The company never forgot its roots in sporting arms during those years. John and Matthew Browning were actually sitting in the outer offices of Remington in 1902 on the day Marcellus Hartley died during a board meeting just a few feet away. They had come to pitch their new autoloading shotgun to Remington, and although Hartley’s death put a halt to their partnership, the Browning brothers returned later to offer Remington the opportunity to produce the Auto-5 for domestic sale while Belgium’s Fabrique Nationale manufactured the wildly successful scattergun for the European markets. Branded as the Remington Autoloading Shotgun, later the Model 11, it remains one of the best-selling semi-automatics of all time.
Speaking of shotguns, the Remington Model 870 has outsold every shotgun ever marketed in the world. Introduced in 1950, this pump-action—available in a dizzying array of gauges, barrel lengths and special features—passed the 7 million mark in 1996, and remains a staple of Remington Outdoor Co. today.

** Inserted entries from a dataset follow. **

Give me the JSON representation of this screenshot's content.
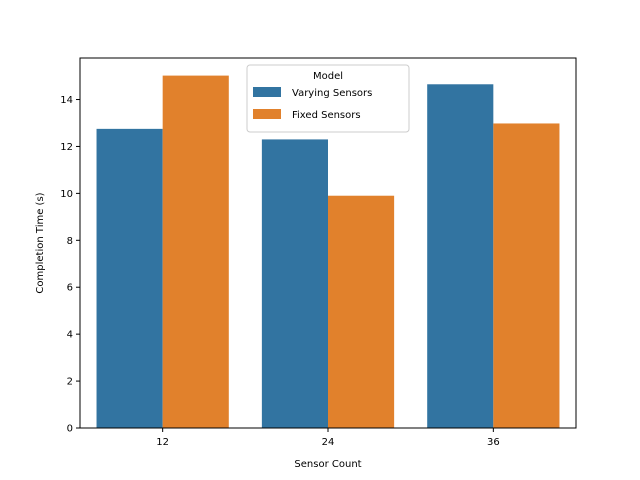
{
  "chart_data": {
    "type": "bar",
    "title": "",
    "xlabel": "Sensor Count",
    "ylabel": "Completion Time (s)",
    "categories": [
      "12",
      "24",
      "36"
    ],
    "series": [
      {
        "name": "Varying Sensors",
        "color": "#3274a1",
        "values": [
          12.75,
          12.3,
          14.65
        ]
      },
      {
        "name": "Fixed Sensors",
        "color": "#e1812c",
        "values": [
          15.02,
          9.9,
          12.98
        ]
      }
    ],
    "ylim": [
      0,
      15.77
    ],
    "yticks": [
      0,
      2,
      4,
      6,
      8,
      10,
      12,
      14
    ],
    "legend": {
      "title": "Model",
      "position": "top-center"
    },
    "grid": false
  }
}
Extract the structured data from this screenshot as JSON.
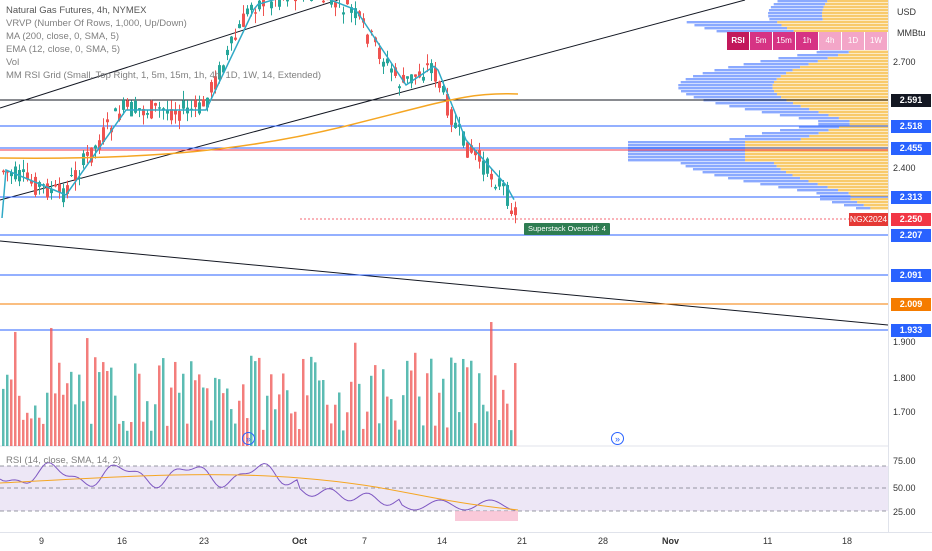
{
  "legend": {
    "title": "Natural Gas Futures, 4h, NYMEX",
    "lines": [
      "VRVP (Number Of Rows, 1,000, Up/Down)",
      "MA (200, close, 0, SMA, 5)",
      "EMA (12, close, 0, SMA, 5)",
      "Vol",
      "MM RSI Grid (Small, Top Right, 1, 5m, 15m, 1h, 4h, 1D, 1W, 14, Extended)"
    ]
  },
  "rsi_legend": "RSI (14, close, SMA, 14, 2)",
  "price_axis": {
    "currency": "USD",
    "unit": "MMBtu",
    "labels": [
      "2.700",
      "2.400",
      "1.900",
      "1.800",
      "1.700"
    ],
    "rsi_labels": [
      "75.00",
      "50.00",
      "25.00"
    ]
  },
  "price_tags": [
    {
      "value": "2.591",
      "color": "#131722"
    },
    {
      "value": "2.518",
      "color": "#2962ff"
    },
    {
      "value": "2.455",
      "color": "#2962ff"
    },
    {
      "value": "2.313",
      "color": "#2962ff"
    },
    {
      "value": "2.250",
      "color": "#f23645"
    },
    {
      "value": "2.207",
      "color": "#2962ff"
    },
    {
      "value": "2.091",
      "color": "#2962ff"
    },
    {
      "value": "2.009",
      "color": "#f57c00"
    },
    {
      "value": "1.933",
      "color": "#2962ff"
    }
  ],
  "symbol_tag": "NGX2024",
  "oversold_label": "Superstack Oversold: 4",
  "mtf_grid": [
    "RSI",
    "5m",
    "15m",
    "1h",
    "4h",
    "1D",
    "1W"
  ],
  "time_axis": [
    "9",
    "16",
    "23",
    "Oct",
    "7",
    "14",
    "21",
    "28",
    "Nov",
    "11",
    "18"
  ],
  "colors": {
    "up": "#26a69a",
    "down": "#ef5350",
    "ema": "#2fa9c6",
    "ma200": "#f5a623",
    "rsi": "#7e57c2",
    "hline": "#2962ff"
  }
}
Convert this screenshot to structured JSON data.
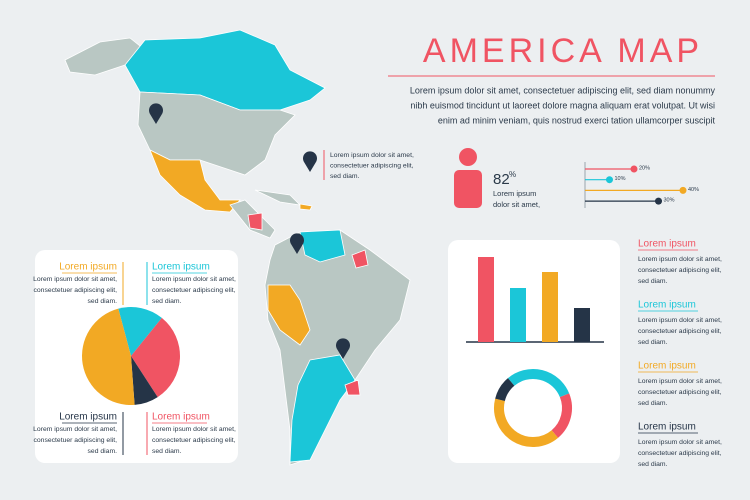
{
  "title": "AMERICA MAP",
  "intro": [
    "Lorem ipsum dolor sit amet, consectetuer adipiscing elit, sed diam nonummy",
    "nibh euismod tincidunt ut laoreet dolore magna aliquam erat volutpat. Ut wisi",
    "enim ad minim veniam, quis nostrud exerci tation ullamcorper suscipit"
  ],
  "map_note": [
    "Lorem ipsum dolor sit amet,",
    "consectetuer adipiscing elit,",
    "sed diam."
  ],
  "stat": {
    "value": 82,
    "unit": "%",
    "text": [
      "Lorem ipsum",
      "dolor sit amet,"
    ]
  },
  "chart_data": [
    {
      "type": "lollipop",
      "values": [
        20,
        10,
        40,
        30
      ],
      "value_labels": [
        "20%",
        "10%",
        "40%",
        "30%"
      ],
      "colors": [
        "#f05463",
        "#1bc6d8",
        "#f2a924",
        "#253447"
      ],
      "xlim": [
        0,
        40
      ]
    },
    {
      "type": "bar",
      "values": [
        85,
        54,
        70,
        34
      ],
      "colors": [
        "#f05463",
        "#1bc6d8",
        "#f2a924",
        "#253447"
      ],
      "ylim": [
        0,
        100
      ]
    },
    {
      "type": "pie",
      "values": [
        15,
        30,
        8,
        47
      ],
      "colors": [
        "#1bc6d8",
        "#f05463",
        "#253447",
        "#f2a924"
      ]
    },
    {
      "type": "donut",
      "values": [
        30,
        20,
        40,
        10
      ],
      "colors": [
        "#1bc6d8",
        "#f05463",
        "#f2a924",
        "#253447"
      ]
    }
  ],
  "pie_notes": [
    {
      "title": "Lorem ipsum",
      "color": "#f2a924",
      "lines": [
        "Lorem ipsum dolor sit amet,",
        "consectetuer adipiscing elit,",
        "sed diam."
      ]
    },
    {
      "title": "Lorem ipsum",
      "color": "#1bc6d8",
      "lines": [
        "Lorem ipsum dolor sit amet,",
        "consectetuer adipiscing elit,",
        "sed diam."
      ]
    },
    {
      "title": "Lorem ipsum",
      "color": "#253447",
      "lines": [
        "Lorem ipsum dolor sit amet,",
        "consectetuer adipiscing elit,",
        "sed diam."
      ]
    },
    {
      "title": "Lorem ipsum",
      "color": "#f05463",
      "lines": [
        "Lorem ipsum dolor sit amet,",
        "consectetuer adipiscing elit,",
        "sed diam."
      ]
    }
  ],
  "legend_notes": [
    {
      "title": "Lorem ipsum",
      "color": "#f05463",
      "lines": [
        "Lorem ipsum dolor sit amet,",
        "consectetuer adipiscing elit,",
        "sed diam."
      ]
    },
    {
      "title": "Lorem ipsum",
      "color": "#1bc6d8",
      "lines": [
        "Lorem ipsum dolor sit amet,",
        "consectetuer adipiscing elit,",
        "sed diam."
      ]
    },
    {
      "title": "Lorem ipsum",
      "color": "#f2a924",
      "lines": [
        "Lorem ipsum dolor sit amet,",
        "consectetuer adipiscing elit,",
        "sed diam."
      ]
    },
    {
      "title": "Lorem ipsum",
      "color": "#253447",
      "lines": [
        "Lorem ipsum dolor sit amet,",
        "consectetuer adipiscing elit,",
        "sed diam."
      ]
    }
  ]
}
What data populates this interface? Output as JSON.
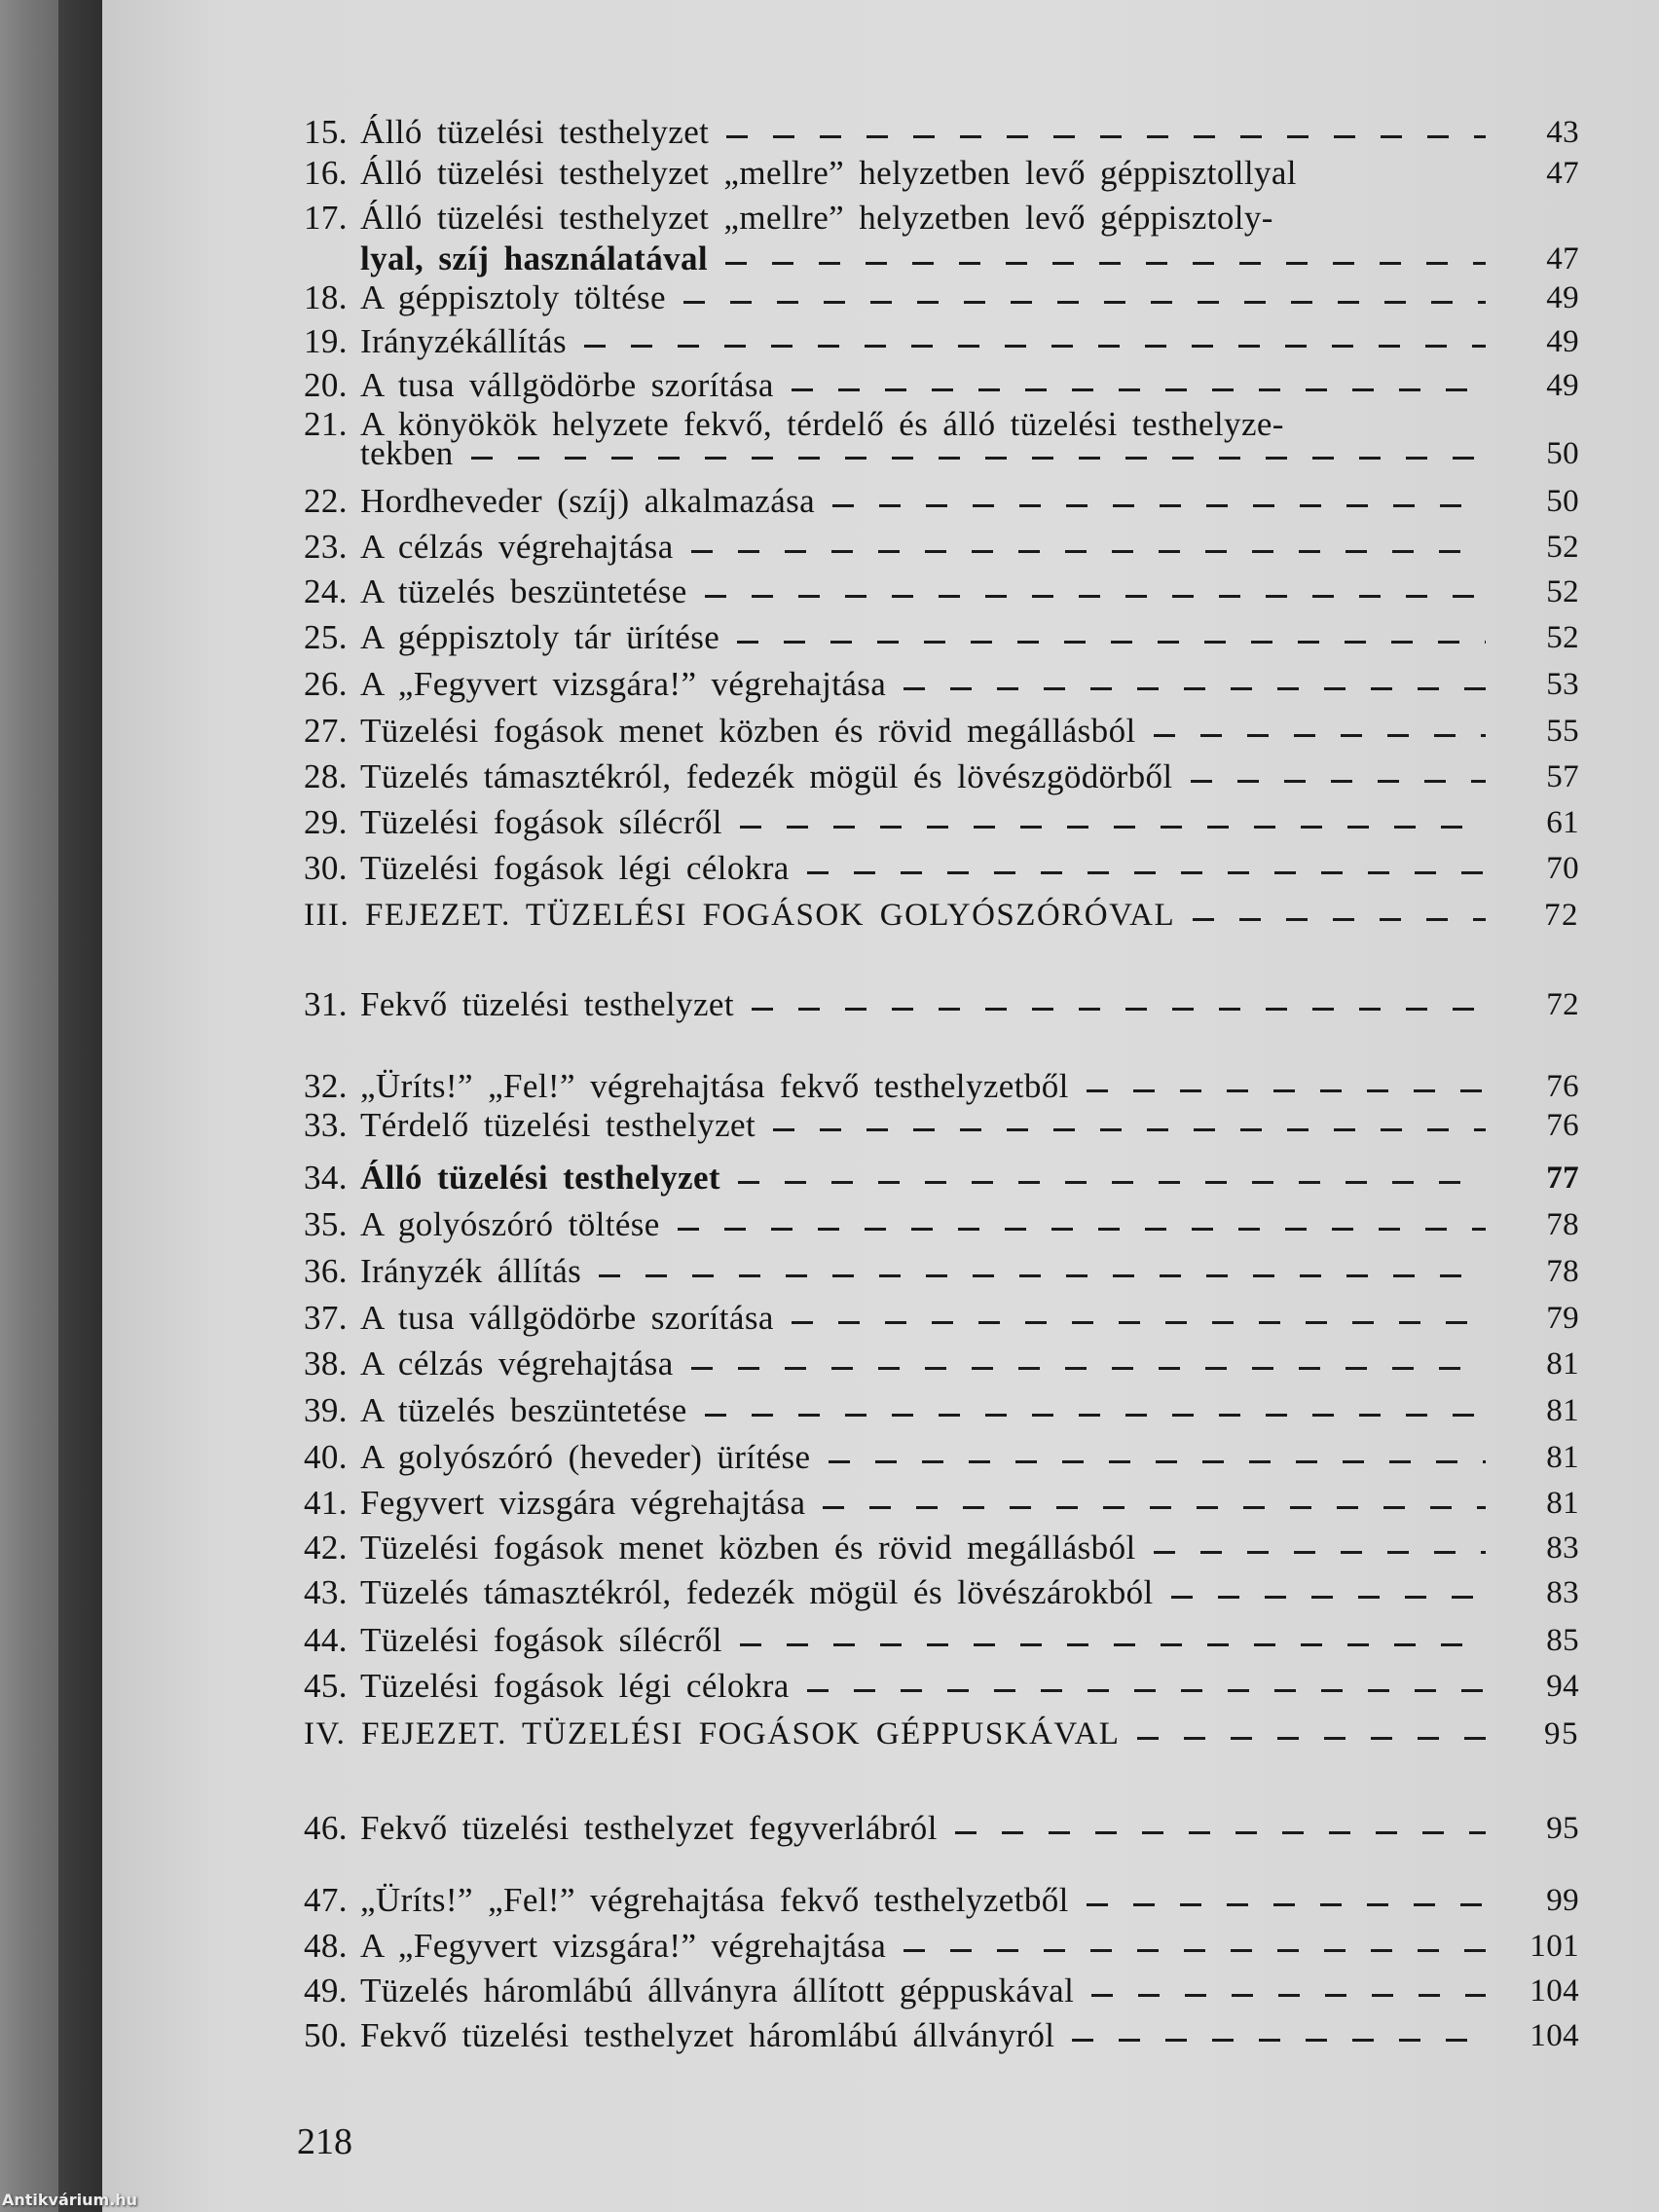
{
  "entries": [
    {
      "num": "15.",
      "lines": [
        "Álló tüzelési testhelyzet"
      ],
      "page": "43"
    },
    {
      "num": "16.",
      "lines": [
        "Álló tüzelési testhelyzet „mellre” helyzetben levő géppisztollyal"
      ],
      "page": "47",
      "noleader": true
    },
    {
      "num": "17.",
      "lines": [
        "Álló tüzelési testhelyzet „mellre” helyzetben levő géppisztoly-",
        "lyal, szíj használatával"
      ],
      "page": "47",
      "boldLast": true
    },
    {
      "num": "18.",
      "lines": [
        "A géppisztoly töltése"
      ],
      "page": "49"
    },
    {
      "num": "19.",
      "lines": [
        "Irányzékállítás"
      ],
      "page": "49"
    },
    {
      "num": "20.",
      "lines": [
        "A tusa vállgödörbe szorítása"
      ],
      "page": "49"
    },
    {
      "num": "21.",
      "lines": [
        "A könyökök helyzete fekvő, térdelő és álló tüzelési testhelyze-",
        "tekben"
      ],
      "page": "50"
    },
    {
      "num": "22.",
      "lines": [
        "Hordheveder (szíj) alkalmazása"
      ],
      "page": "50"
    },
    {
      "num": "23.",
      "lines": [
        "A célzás végrehajtása"
      ],
      "page": "52"
    },
    {
      "num": "24.",
      "lines": [
        "A tüzelés beszüntetése"
      ],
      "page": "52"
    },
    {
      "num": "25.",
      "lines": [
        "A géppisztoly tár ürítése"
      ],
      "page": "52"
    },
    {
      "num": "26.",
      "lines": [
        "A „Fegyvert vizsgára!” végrehajtása"
      ],
      "page": "53"
    },
    {
      "num": "27.",
      "lines": [
        "Tüzelési fogások menet közben és rövid megállásból"
      ],
      "page": "55"
    },
    {
      "num": "28.",
      "lines": [
        "Tüzelés támasztékról, fedezék mögül és lövészgödörből"
      ],
      "page": "57"
    },
    {
      "num": "29.",
      "lines": [
        "Tüzelési fogások sílécről"
      ],
      "page": "61"
    },
    {
      "num": "30.",
      "lines": [
        "Tüzelési fogások légi célokra"
      ],
      "page": "70"
    },
    {
      "num": "",
      "lines": [
        "III. FEJEZET. TÜZELÉSI FOGÁSOK GOLYÓSZÓRÓVAL"
      ],
      "page": "72",
      "chapter": true
    },
    {
      "num": "31.",
      "lines": [
        "Fekvő tüzelési testhelyzet"
      ],
      "page": "72"
    },
    {
      "num": "32.",
      "lines": [
        "„Üríts!” „Fel!” végrehajtása fekvő testhelyzetből"
      ],
      "page": "76"
    },
    {
      "num": "33.",
      "lines": [
        "Térdelő tüzelési testhelyzet"
      ],
      "page": "76"
    },
    {
      "num": "34.",
      "lines": [
        "Álló tüzelési testhelyzet"
      ],
      "page": "77",
      "bold": true
    },
    {
      "num": "35.",
      "lines": [
        "A golyószóró töltése"
      ],
      "page": "78"
    },
    {
      "num": "36.",
      "lines": [
        "Irányzék állítás"
      ],
      "page": "78"
    },
    {
      "num": "37.",
      "lines": [
        "A tusa vállgödörbe szorítása"
      ],
      "page": "79"
    },
    {
      "num": "38.",
      "lines": [
        "A célzás végrehajtása"
      ],
      "page": "81"
    },
    {
      "num": "39.",
      "lines": [
        "A tüzelés beszüntetése"
      ],
      "page": "81"
    },
    {
      "num": "40.",
      "lines": [
        "A golyószóró (heveder) ürítése"
      ],
      "page": "81"
    },
    {
      "num": "41.",
      "lines": [
        "Fegyvert vizsgára végrehajtása"
      ],
      "page": "81"
    },
    {
      "num": "42.",
      "lines": [
        "Tüzelési fogások menet közben és rövid megállásból"
      ],
      "page": "83"
    },
    {
      "num": "43.",
      "lines": [
        "Tüzelés támasztékról, fedezék mögül és lövészárokból"
      ],
      "page": "83"
    },
    {
      "num": "44.",
      "lines": [
        "Tüzelési fogások sílécről"
      ],
      "page": "85"
    },
    {
      "num": "45.",
      "lines": [
        "Tüzelési fogások légi célokra"
      ],
      "page": "94"
    },
    {
      "num": "",
      "lines": [
        "IV. FEJEZET. TÜZELÉSI FOGÁSOK GÉPPUSKÁVAL"
      ],
      "page": "95",
      "chapter": true
    },
    {
      "num": "46.",
      "lines": [
        "Fekvő tüzelési testhelyzet fegyverlábról"
      ],
      "page": "95"
    },
    {
      "num": "47.",
      "lines": [
        "„Üríts!” „Fel!” végrehajtása fekvő testhelyzetből"
      ],
      "page": "99"
    },
    {
      "num": "48.",
      "lines": [
        "A „Fegyvert vizsgára!” végrehajtása"
      ],
      "page": "101"
    },
    {
      "num": "49.",
      "lines": [
        "Tüzelés háromlábú állványra állított géppuskával"
      ],
      "page": "104"
    },
    {
      "num": "50.",
      "lines": [
        "Fekvő tüzelési testhelyzet háromlábú állványról"
      ],
      "page": "104"
    }
  ],
  "folio": "218",
  "watermark": "Antikvárium.hu"
}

In 1962 Remington-UMC introduced the Model 700 bolt-action rifle. Available in more than 30 chamberings and every configuration you could imagine, the Model 700 holds the world’s record for the most-produced sporting bolt-action of all time. Configured as the Marine M40 (now the M40A5) and U.S. Army M24 SWS, the Model 700 in its sniper configuration has been in the hands of U.S. military snipers from Vietnam to the present day. It is still considered one of the most accurate rifles ever made.
John D. Pedersen’s Model 51 (top) inspired the new R51, which Remington says will be re-released this year.
Since family control of E. Remington & Sons ended in 1888 with the bankruptcy sale to Marcellus Hartley (who also owned Winchester and the Union Metallic Cartridge Co.), Remington’s ownership has passed through numerous hands including: E.I. DuPont de Nemours; Clayton, Dubilier & Rice; and, since 2007, Cerberus Capital Management, which manages what is now called Remington Outdoor Co.
Nearly every shooter has handled and fired a Remington of some type. We couldn’t cover all the models and types offered by Remington in its 200-year history here, but we wanted to showcase some of the ones that were the most popular and contributed to the longevity of America’s oldest gunmaker. The Remington name is possibly on more sporting firearms than any other, and Remington ammunition has been the most produced American ammunition of all time and continues to be a market leader. If you would like to know more about this American classic, check out Roy Marcot’s 1998 official authorized history of the Remington Arms Co., Remington: America’s Oldest Gunmaker. Happy anniversary Remington, and thanks for 200 years of innovation and excellence in military and sporting arms.